Déchéance de la nationalité algérienne: retrait de l’avant projet de loi

ALGER- L’avant-projet de loi portant déchéance de la nationalité algérienne pour tout algérien qui commet des actes portant atteinte à la sécurité et à l’unité nationales, a été “retiré” en raison de “son interprétation erronée”, a fait savoir dimanche soir le Président de la République, Abdelmadjid Tebboune.

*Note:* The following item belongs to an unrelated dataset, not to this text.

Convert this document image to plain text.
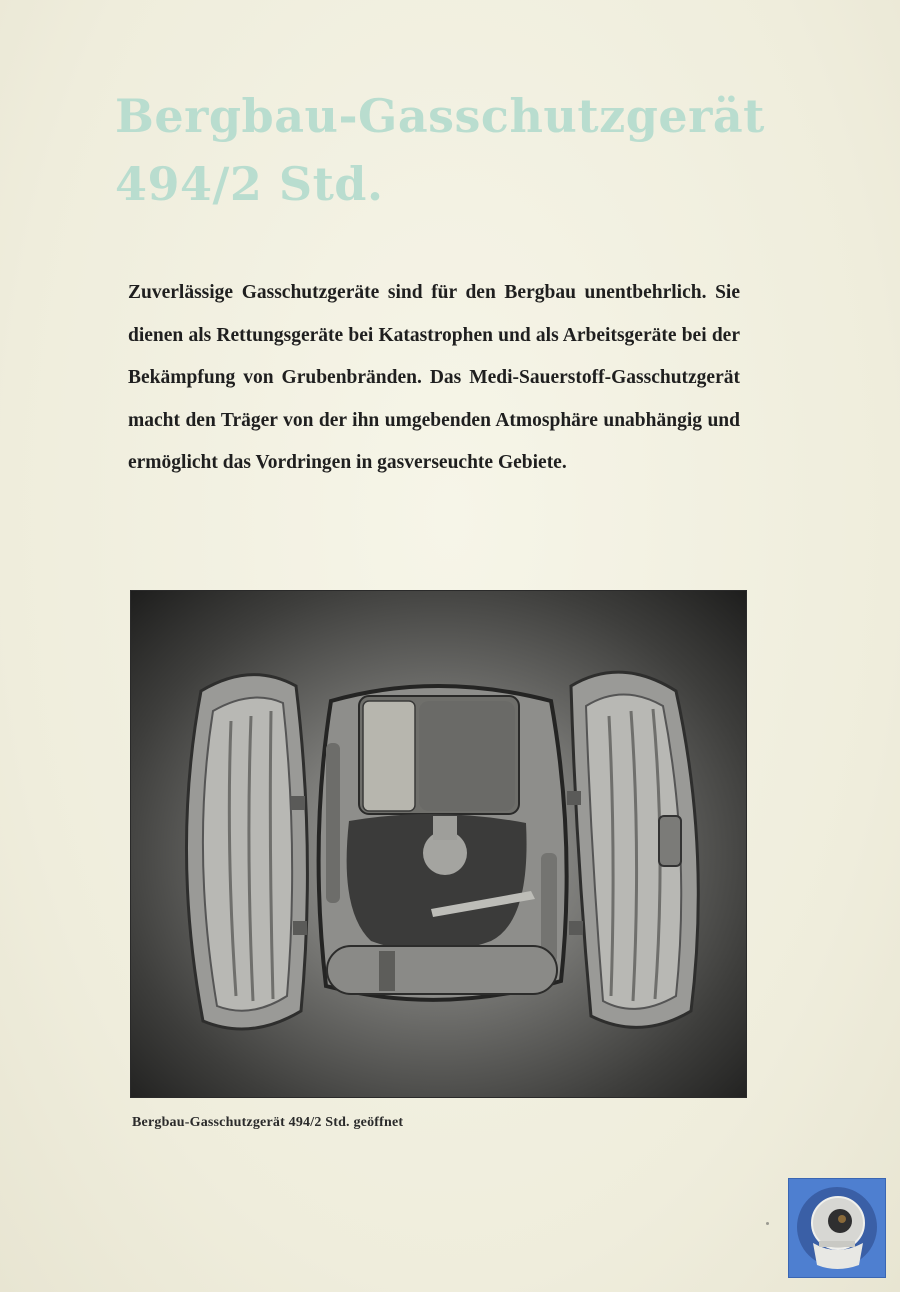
Bergbau-Gasschutzgerät
494/2 Std.
Zuverlässige Gasschutzgeräte sind für den Bergbau unentbehrlich. Sie dienen als Rettungsgeräte bei Katastrophen und als Arbeitsgeräte bei der Bekämpfung von Grubenbränden. Das Medi-Sauerstoff-Gasschutzgerät macht den Träger von der ihn umgebenden Atmosphäre unabhängig und ermöglicht das Vordringen in gasverseuchte Gebiete.
Bergbau-Gasschutzgerät 494/2 Std. geöffnet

Dans son entrevue avec des responsables de médias nationaux, le Président Tebboune a fait état du “retrait” de l’avant-projet de loi relatif à la procédure de déchéance de la nationalité algérienne acquise ou d’origine applicable à tout algérien qui commet, en dehors du territoire national, des actes portant volontairement de graves préjudices aux intérêts de l’Etat ou qui portent atteinte à l’unité nationale.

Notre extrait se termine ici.